Кипа книг в моей комнате не уменьшалась, и продать ее, казалось, не было никакой надежды. Необходимо рассчитаться с типографией, но как добыть деньги? Всю весну 1922 года прожил я в тоске и тревоге. Каждый день я ходил в Университет, готовился к экзаменам, но мне было не до ученья. Я считался отстающим студентом и предчувствовал, что мне придется остаться на первом курсе на второй год.
А между тем слава моя как издателя на первом курсе росла и росла. Первокурсник, мальчишка, а уже издал книгу! Университет кишел восемнадцатилетними поэтами, и все они заискивали передо мной, надеясь, что я издам и их. Напечататься, только бы напечататься! Меня умоляли издать второй сборник и включить всех, всех.
В эту несчастную для меня весну я сблизился со студентом Наумом Соломоновичем Левиным, называвшимся попросту Нюмой. Он был года на четыре старше меня и уже одним этим заслужил мое уважение. Одевался он по-нэпмански — галстук, коричневый пиджачок в талию, пестрые носки, полуботинки с острыми носками. Стихов он не писал, но много знал их наизусть и охотно рассуждал о современной поэзии. Между прочим, от него я впервые услышал стихи Павла Антокольского.
Гуляя с Нюмой Левиным по бесконечному университетскому коридору, я, чувствуя потребность поделиться своей тревогой, рассказал ему и о своем долге, и о том, что я отчаялся продать «Ушкуйники». К моему удивлению, Нюма не нашел в моем положении ничего трагического.
– Вам просто нужно поехать в Москву,— сказал он.— Там больше книжных магазинов, чем в Петрограде, и там вы все продадите.
Эта мысль приходила мне в голову и раньше. Но как поехать в Москву, если нет денег на железнодорожный билет?
– Билет я вам достану бесплатный,— сказал Нюма.— Мой дядя работает в управлении железной дороги и устроит билет.
Но я в Москве никогда не был, никого там не знал, и мне негде было остановиться.
– Я поеду вместе с вами, – объявил он. – У меня в Москве родственники.

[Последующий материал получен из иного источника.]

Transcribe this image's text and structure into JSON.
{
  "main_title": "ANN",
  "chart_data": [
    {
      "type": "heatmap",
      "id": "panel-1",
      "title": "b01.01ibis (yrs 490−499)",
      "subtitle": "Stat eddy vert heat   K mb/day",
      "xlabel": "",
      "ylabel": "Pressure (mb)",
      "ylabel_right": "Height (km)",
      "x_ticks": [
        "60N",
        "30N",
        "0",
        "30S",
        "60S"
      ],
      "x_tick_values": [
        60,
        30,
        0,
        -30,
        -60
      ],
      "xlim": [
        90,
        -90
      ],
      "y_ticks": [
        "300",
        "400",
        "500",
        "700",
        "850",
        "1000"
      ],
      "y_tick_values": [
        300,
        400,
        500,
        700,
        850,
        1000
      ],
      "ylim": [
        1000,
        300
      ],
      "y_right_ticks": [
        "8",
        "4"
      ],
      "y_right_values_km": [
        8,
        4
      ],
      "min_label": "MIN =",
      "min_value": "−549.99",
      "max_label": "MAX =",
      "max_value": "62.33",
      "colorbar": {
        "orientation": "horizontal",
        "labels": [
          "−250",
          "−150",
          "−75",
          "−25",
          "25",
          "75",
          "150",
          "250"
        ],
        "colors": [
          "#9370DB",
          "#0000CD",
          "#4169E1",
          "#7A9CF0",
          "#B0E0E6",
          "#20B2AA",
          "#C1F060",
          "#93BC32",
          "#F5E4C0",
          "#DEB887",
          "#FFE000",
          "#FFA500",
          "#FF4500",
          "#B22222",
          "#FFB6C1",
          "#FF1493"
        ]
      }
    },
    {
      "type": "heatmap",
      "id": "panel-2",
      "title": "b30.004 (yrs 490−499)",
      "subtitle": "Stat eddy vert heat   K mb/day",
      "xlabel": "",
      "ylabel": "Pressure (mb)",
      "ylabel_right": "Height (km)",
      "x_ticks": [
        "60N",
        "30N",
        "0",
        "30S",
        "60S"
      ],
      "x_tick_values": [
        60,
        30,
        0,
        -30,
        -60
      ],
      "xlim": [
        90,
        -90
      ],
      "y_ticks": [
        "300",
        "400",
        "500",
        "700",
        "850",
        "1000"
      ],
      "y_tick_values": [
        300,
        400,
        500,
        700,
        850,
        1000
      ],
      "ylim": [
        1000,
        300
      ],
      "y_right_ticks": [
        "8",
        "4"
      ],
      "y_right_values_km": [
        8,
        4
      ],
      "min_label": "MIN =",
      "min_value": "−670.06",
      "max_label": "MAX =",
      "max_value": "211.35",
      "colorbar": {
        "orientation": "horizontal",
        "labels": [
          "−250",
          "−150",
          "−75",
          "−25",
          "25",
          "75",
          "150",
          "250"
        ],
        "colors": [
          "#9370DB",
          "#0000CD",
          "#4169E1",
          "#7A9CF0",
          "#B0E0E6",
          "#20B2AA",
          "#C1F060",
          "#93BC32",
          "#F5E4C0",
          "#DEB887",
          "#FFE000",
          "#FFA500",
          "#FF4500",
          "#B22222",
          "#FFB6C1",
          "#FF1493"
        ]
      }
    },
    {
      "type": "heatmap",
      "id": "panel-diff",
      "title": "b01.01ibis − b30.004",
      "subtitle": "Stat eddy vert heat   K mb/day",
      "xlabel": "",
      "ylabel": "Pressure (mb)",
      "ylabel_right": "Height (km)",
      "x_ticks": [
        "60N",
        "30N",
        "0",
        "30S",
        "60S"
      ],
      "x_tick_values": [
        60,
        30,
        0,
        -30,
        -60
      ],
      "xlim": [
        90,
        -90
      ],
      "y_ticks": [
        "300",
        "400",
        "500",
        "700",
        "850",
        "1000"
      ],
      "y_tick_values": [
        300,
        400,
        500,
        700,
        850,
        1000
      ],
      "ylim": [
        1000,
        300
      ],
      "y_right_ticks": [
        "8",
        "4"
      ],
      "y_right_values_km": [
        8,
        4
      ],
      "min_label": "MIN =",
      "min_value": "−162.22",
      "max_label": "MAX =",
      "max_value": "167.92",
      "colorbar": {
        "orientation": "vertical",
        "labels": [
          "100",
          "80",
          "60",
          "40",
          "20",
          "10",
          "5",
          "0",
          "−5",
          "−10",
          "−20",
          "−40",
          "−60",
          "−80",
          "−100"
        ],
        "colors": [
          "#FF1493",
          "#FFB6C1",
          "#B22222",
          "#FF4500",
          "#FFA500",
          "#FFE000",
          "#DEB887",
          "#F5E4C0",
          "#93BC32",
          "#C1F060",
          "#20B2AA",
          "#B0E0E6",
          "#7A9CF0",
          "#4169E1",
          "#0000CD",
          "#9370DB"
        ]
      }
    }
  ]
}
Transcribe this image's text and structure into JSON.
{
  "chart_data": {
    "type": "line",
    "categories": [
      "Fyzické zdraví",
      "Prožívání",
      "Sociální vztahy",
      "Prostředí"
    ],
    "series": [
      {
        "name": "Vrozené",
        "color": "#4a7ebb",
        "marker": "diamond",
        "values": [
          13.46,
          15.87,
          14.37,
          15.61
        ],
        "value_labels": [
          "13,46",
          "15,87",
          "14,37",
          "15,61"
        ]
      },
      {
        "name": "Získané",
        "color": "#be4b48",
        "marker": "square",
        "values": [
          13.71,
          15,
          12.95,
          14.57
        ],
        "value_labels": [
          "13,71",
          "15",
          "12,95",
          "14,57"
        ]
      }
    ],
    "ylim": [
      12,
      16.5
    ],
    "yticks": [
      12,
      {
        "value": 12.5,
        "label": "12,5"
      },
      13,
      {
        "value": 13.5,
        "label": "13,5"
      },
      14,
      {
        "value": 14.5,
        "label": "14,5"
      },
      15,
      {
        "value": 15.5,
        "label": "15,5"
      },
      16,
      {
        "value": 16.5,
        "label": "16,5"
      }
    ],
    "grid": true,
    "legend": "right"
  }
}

Мы оба остановимся у них.
Через несколько дней его проект принял следующий вид. Мы с ним оба едем в Москву и везем с собой весь тираж «Ушкуйников». Останавливаемся у его родственников. Продаем «Ушкуйники» московским книготорговцам. В результате продажи у меня, за вычетом долга, останется сумма в несколько сот миллионов рублей. Мы вернемся в Петроград, и Нюма Левин к моим сотням миллионов прибавит свои сотни миллионов – ровно столько же. На эти деньги мы начнем издавать литературно-художественный журнал. Мы оба будем издателями и редакторами на равных началах. Для нашего журнала есть прекрасное название — «Корабль».
Я сразу согласился на все. Я понимал, что у нет никакой другой надежды расплатиться с типографией. Да и издательский зуд во мне еще не прошел. Стать редактором журнала и печатать в нем все, что захочешь, – разве можно вообразить себе большее счастье?!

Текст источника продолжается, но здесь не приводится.